Delegates Begin to Be Chosen

 

Cobb won with 37% of the vote in the first state primary, in the District (colony) of Columbia in mid-January. By mid-February he had also won with a 41% plurality at the Ohio Green Party convention and was assured of at least six of Iowa‘s nine delegates. By early March he had won in Illinois and Rhode Island.

 

His first major setback, not unexpected, came in California, where he came in a distant second with about 15% of the primary vote behind Peter Camejo. Cobb campaign leaders expected a large victory for Camejo given that, at the time,

David had been living in California for less than a year and Camejo had very high name recognition and Green membership popularity in California following his two Gubernatorial campaigns.

 

Camejo decided to put his name on the California ballot, and to allow others to do the same in other states around the country, soon after issuing his Avocado Declaration. He did so, he said in a written statement, “to offer an alternative that did not commit us to any specific final decision until we are at the convention. I will not bind any delegate who votes for me but will make it clear at the convention that they should vote their conscience.”

 

Prior to the California vote, Cobb was endorsed by the San Francisco Bay Guardian.
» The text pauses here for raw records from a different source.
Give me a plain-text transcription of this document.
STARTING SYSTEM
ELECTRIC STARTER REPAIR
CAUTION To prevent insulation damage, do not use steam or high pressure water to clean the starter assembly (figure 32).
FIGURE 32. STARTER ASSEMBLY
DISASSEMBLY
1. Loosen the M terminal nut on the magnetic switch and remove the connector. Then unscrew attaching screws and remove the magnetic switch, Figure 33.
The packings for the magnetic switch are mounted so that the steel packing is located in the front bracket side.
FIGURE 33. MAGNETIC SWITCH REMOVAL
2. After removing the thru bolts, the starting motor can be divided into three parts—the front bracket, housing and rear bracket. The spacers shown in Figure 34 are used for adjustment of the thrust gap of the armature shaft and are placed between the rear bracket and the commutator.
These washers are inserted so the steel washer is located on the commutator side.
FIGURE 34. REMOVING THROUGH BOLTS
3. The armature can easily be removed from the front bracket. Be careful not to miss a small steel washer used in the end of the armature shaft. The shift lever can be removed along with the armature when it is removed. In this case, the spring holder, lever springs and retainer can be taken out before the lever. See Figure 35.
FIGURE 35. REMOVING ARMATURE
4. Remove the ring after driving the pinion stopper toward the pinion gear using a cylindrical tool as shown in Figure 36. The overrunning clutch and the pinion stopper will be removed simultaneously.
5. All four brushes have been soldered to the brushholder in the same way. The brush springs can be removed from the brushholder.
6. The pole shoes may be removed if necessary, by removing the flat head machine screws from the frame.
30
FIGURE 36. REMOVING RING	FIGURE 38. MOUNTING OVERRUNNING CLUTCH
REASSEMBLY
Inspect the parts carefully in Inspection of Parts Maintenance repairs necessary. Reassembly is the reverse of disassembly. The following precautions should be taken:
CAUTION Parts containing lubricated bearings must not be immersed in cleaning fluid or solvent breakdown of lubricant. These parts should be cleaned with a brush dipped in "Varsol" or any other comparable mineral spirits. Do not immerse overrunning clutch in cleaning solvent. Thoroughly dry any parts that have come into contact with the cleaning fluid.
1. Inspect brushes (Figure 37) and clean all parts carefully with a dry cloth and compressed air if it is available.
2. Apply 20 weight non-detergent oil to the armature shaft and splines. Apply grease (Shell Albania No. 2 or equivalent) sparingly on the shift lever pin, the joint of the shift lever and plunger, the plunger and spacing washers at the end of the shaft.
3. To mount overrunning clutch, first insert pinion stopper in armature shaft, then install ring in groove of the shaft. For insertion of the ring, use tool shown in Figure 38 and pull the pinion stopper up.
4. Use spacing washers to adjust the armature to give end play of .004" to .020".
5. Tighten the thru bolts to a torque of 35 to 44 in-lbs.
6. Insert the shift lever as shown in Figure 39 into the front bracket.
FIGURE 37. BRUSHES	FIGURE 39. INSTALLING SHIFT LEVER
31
Their editorial explaining why said, “he argues that in 2004 the Greens should focus on a ‘safe state’ strategy, only running a presidential candidate” in non-swing states. Of Camejo they said, “he argues that the Greens should continue to push the line that there’s little difference between the Democrats and Republican (certainly untrue in this election) and should campaign vigorously in every possible state. He’s been pushing Nader to run again as a Green–something that would be a disaster for the party. We like Camejo, and we appreciate his energy and political activism. But right now, in 2004, the best thing for the Green Party is to not allow itself to be in the position of helping reelect Bush. Vote for David Cobb.”